Here are some basic tips:
- It’s generally better to take shorter, faster strides than longer, slower ones. Shorter strides will make you bounce less and waste less energy. Shorter strides will encourage you to land with your feet directly under your hips, which is most efficient. When your feet land out in front of you, your heal puts on the brakes slightly with each step.
- Make small adjustments to your stride for smoothness and reduced bouncing. Sometimes you can get feedback from watching your shadow or your reflection in windows.
Some runners land on the balls of their feet, some land on their heels, and others land on the mid-foot (which really means landing on the balls of the feet, but with the heels much closer to the ground).
There is quite a bit of dogma surrounding this, with some coaches declaring one-size-fits-all correct answers. The actual research shows that there are plenty of elite runners in each camp.
Here are a few thoughts. Landing on the heels is most natural for people who grew up wearing well-cushioned shoes. It’s also slightly more efficient than the other methods. However, it puts the greatest stresses on the shins and knees and hips. You lose the benefit of the shock-absorbing powers of your calf muscles.
Landing on your forefoot is most natural for people who grew up running barefoot or wearing minimalist shoes. It’s required for any runners who currently prefer to run in minimalist shoes. It greatly reduces stresses on shins, knees, and hips, but increases stresses on the feet.
Landing on your mid-foot is really just a variation on forefoot running.
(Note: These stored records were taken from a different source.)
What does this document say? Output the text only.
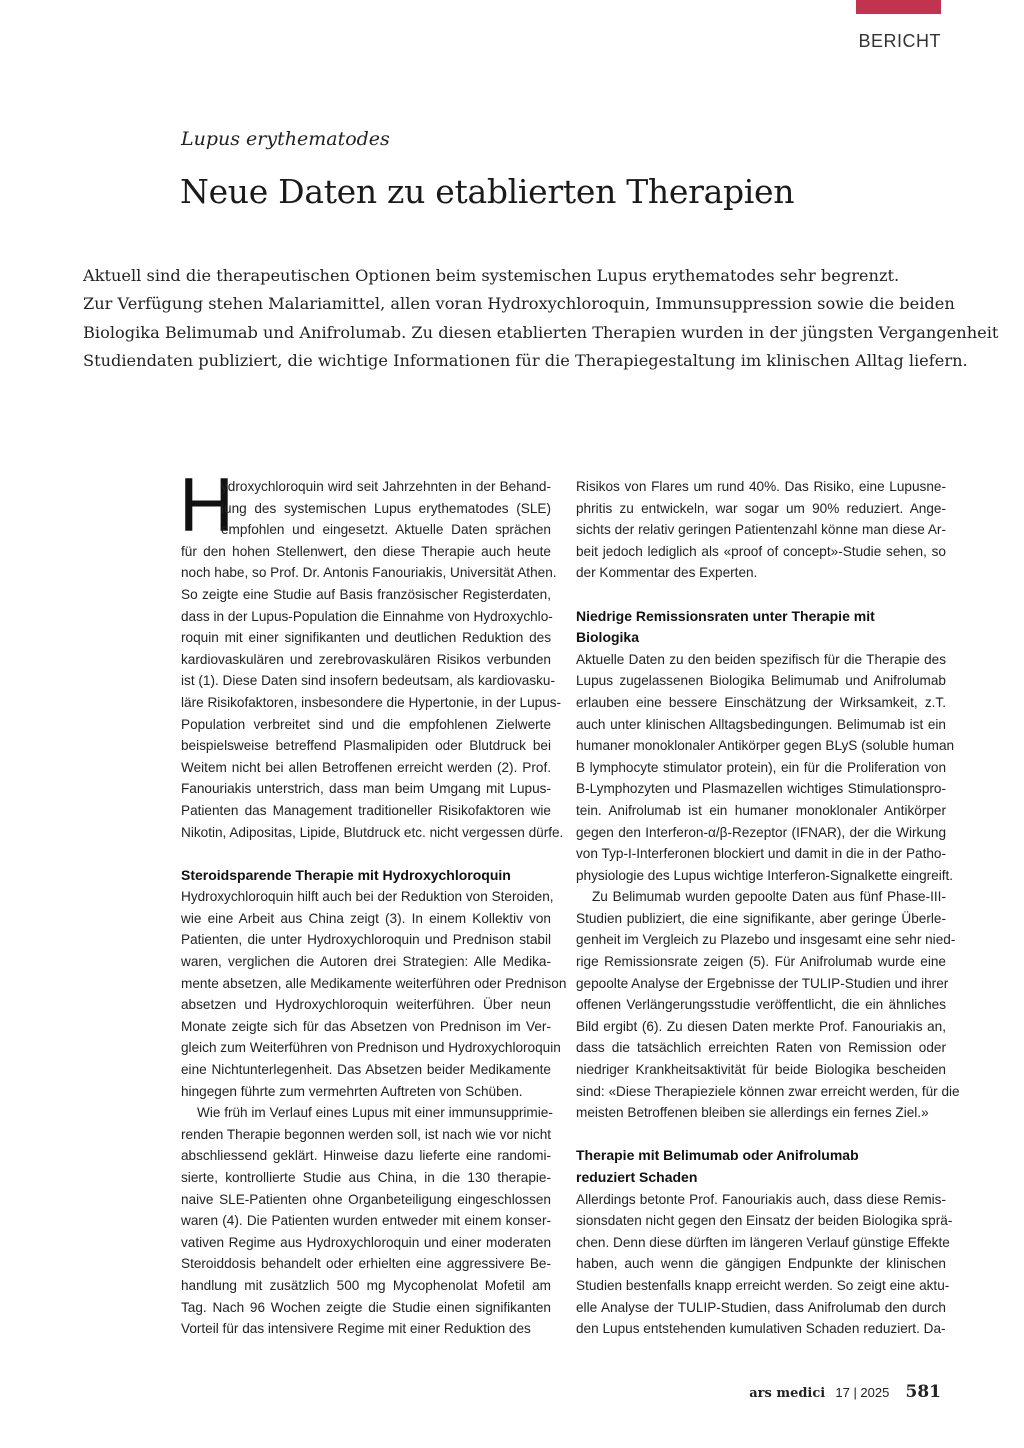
BERICHT
Lupus erythematodes
Neue Daten zu etablierten Therapien
Aktuell sind die therapeutischen Optionen beim systemischen Lupus erythematodes sehr begrenzt.
Zur Verfügung stehen Malariamittel, allen voran Hydroxychloroquin, Immunsuppression sowie die beiden
Biologika Belimumab und Anifrolumab. Zu diesen etablierten Therapien wurden in der jüngsten Vergangenheit
Studiendaten publiziert, die wichtige Informationen für die Therapiegestaltung im klinischen Alltag liefern.
H
ydroxychloroquin wird seit Jahrzehnten in der Behand-
lung des systemischen Lupus erythematodes (SLE)
empfohlen und eingesetzt. Aktuelle Daten sprächen
für den hohen Stellenwert, den diese Therapie auch heute
noch habe, so Prof. Dr. Antonis Fanouriakis, Universität Athen.
So zeigte eine Studie auf Basis französischer Registerdaten,
dass in der Lupus-Population die Einnahme von Hydroxychlo-
roquin mit einer signifikanten und deutlichen Reduktion des
kardiovaskulären und zerebrovaskulären Risikos verbunden
ist (1). Diese Daten sind insofern bedeutsam, als kardiovasku-
läre Risikofaktoren, insbesondere die Hypertonie, in der Lupus-
Population verbreitet sind und die empfohlenen Zielwerte
beispielsweise betreffend Plasmalipiden oder Blutdruck bei
Weitem nicht bei allen Betroffenen erreicht werden (2). Prof.
Fanouriakis unterstrich, dass man beim Umgang mit Lupus-
Patienten das Management traditioneller Risikofaktoren wie
Nikotin, Adipositas, Lipide, Blutdruck etc. nicht vergessen dürfe.
Steroidsparende Therapie mit Hydroxychloroquin
Hydroxychloroquin hilft auch bei der Reduktion von Steroiden,
wie eine Arbeit aus China zeigt (3). In einem Kollektiv von
Patienten, die unter Hydroxychloroquin und Prednison stabil
waren, verglichen die Autoren drei Strategien: Alle Medika-
mente absetzen, alle Medikamente weiterführen oder Prednison
absetzen und Hydroxychloroquin weiterführen. Über neun
Monate zeigte sich für das Absetzen von Prednison im Ver-
gleich zum Weiterführen von Prednison und Hydroxychloroquin
eine Nichtunterlegenheit. Das Absetzen beider Medikamente
hingegen führte zum vermehrten Auftreten von Schüben.
Wie früh im Verlauf eines Lupus mit einer immunsupprimie-
renden Therapie begonnen werden soll, ist nach wie vor nicht
abschliessend geklärt. Hinweise dazu lieferte eine randomi-
sierte, kontrollierte Studie aus China, in die 130 therapie-
naive SLE-Patienten ohne Organbeteiligung eingeschlossen
waren (4). Die Patienten wurden entweder mit einem konser-
vativen Regime aus Hydroxychloroquin und einer moderaten
Steroiddosis behandelt oder erhielten eine aggressivere Be-
handlung mit zusätzlich 500 mg Mycophenolat Mofetil am
Tag. Nach 96 Wochen zeigte die Studie einen signifikanten
Vorteil für das intensivere Regime mit einer Reduktion des
Risikos von Flares um rund 40%. Das Risiko, eine Lupusne-
phritis zu entwickeln, war sogar um 90% reduziert. Ange-
sichts der relativ geringen Patientenzahl könne man diese Ar-
beit jedoch lediglich als «proof of concept»-Studie sehen, so
der Kommentar des Experten.
Niedrige Remissionsraten unter Therapie mit
Biologika
Aktuelle Daten zu den beiden spezifisch für die Therapie des
Lupus zugelassenen Biologika Belimumab und Anifrolumab
erlauben eine bessere Einschätzung der Wirksamkeit, z.T.
auch unter klinischen Alltagsbedingungen. Belimumab ist ein
humaner monoklonaler Antikörper gegen BLyS (soluble human
B lymphocyte stimulator protein), ein für die Proliferation von
B-Lymphozyten und Plasmazellen wichtiges Stimulationspro-
tein. Anifrolumab ist ein humaner monoklonaler Antikörper
gegen den Interferon-α/β-Rezeptor (IFNAR), der die Wirkung
von Typ-I-Interferonen blockiert und damit in die in der Patho-
physiologie des Lupus wichtige Interferon-Signalkette eingreift.
Zu Belimumab wurden gepoolte Daten aus fünf Phase-III-
Studien publiziert, die eine signifikante, aber geringe Überle-
genheit im Vergleich zu Plazebo und insgesamt eine sehr nied-
rige Remissionsrate zeigen (5). Für Anifrolumab wurde eine
gepoolte Analyse der Ergebnisse der TULIP-Studien und ihrer
offenen Verlängerungsstudie veröffentlicht, die ein ähnliches
Bild ergibt (6). Zu diesen Daten merkte Prof. Fanouriakis an,
dass die tatsächlich erreichten Raten von Remission oder
niedriger Krankheitsaktivität für beide Biologika bescheiden
sind: «Diese Therapieziele können zwar erreicht werden, für die
meisten Betroffenen bleiben sie allerdings ein fernes Ziel.»
Therapie mit Belimumab oder Anifrolumab
reduziert Schaden
Allerdings betonte Prof. Fanouriakis auch, dass diese Remis-
sionsdaten nicht gegen den Einsatz der beiden Biologika sprä-
chen. Denn diese dürften im längeren Verlauf günstige Effekte
haben, auch wenn die gängigen Endpunkte der klinischen
Studien bestenfalls knapp erreicht werden. So zeigt eine aktu-
elle Analyse der TULIP-Studien, dass Anifrolumab den durch
den Lupus entstehenden kumulativen Schaden reduziert. Da-
ars medici 17 | 2025 581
If you change your landing habit, do so gradually-start with by running with your new landing for just a couple of minutes during a longer run. Gradually increase the time over the next few weeks, and see how it feels.
Pay particular attention to fit. Shoes should be form-fitting, but loose enough that your feet have room to swell a bit-which they will, especially on long runs in warmer weather. It’s imperative that your toes have wiggle room. Beware of any rubbing. What feels like a mild annoyance in the shoe store could turn into a screaming blister 5 miles down the road.
Also pay attention to the basic shoe type. Running shoes can be described as motion control, cushioning, or neutral. Motion control shoes offer extra stability and support for runners whose feet overpronate (collapse inward while landing). Overpronators often have flat feet with very flexible arches, and are at risk of ankle, knee, and hip problems. Motion control shoes help correct the exaggerate motion these runners’ feet.
Cushioning shoes offer less support and more shock absorption. They’re favored by runners who tend to under-pronate, and who have high, rigid arches.
Neutral shoes are right in the middle, with average cushioning and average support and stability. Neutral shoes work for runners with neutral feet. They are also often favored by runners who prefer to correct foot problems with aftermarket insoles, or prescription orthotics.
Finally, look at the intended purpose of the shoe. If you’re just starting out, you’ll probably be well served by an all-purpose trainer rather than a super-lightweight racing shoe. A solid workhorse training shoe will be more durable and give you many more miles of comfort and support.
Which is to say, make sure you drink enough water. As the weeks progress and your runs get longer, it will become more essential that you have access to water during your runs. If your route doesn’t pass park water fountains, consider a hand flask or a hydration vest.
This is purely optional, but many runners enjoy the company and motivation of running buddies. Just make sure you’re all at a comparable level, so that no one is forced to run at a too-fast pace.
Be sure to listen to your body. Don’t push through any joint or foot pain. Your ambition may be rewarded by crutches! And let yourself progress slowly, so you don’t burn out. Keeping it fun is the best way to stay motivated.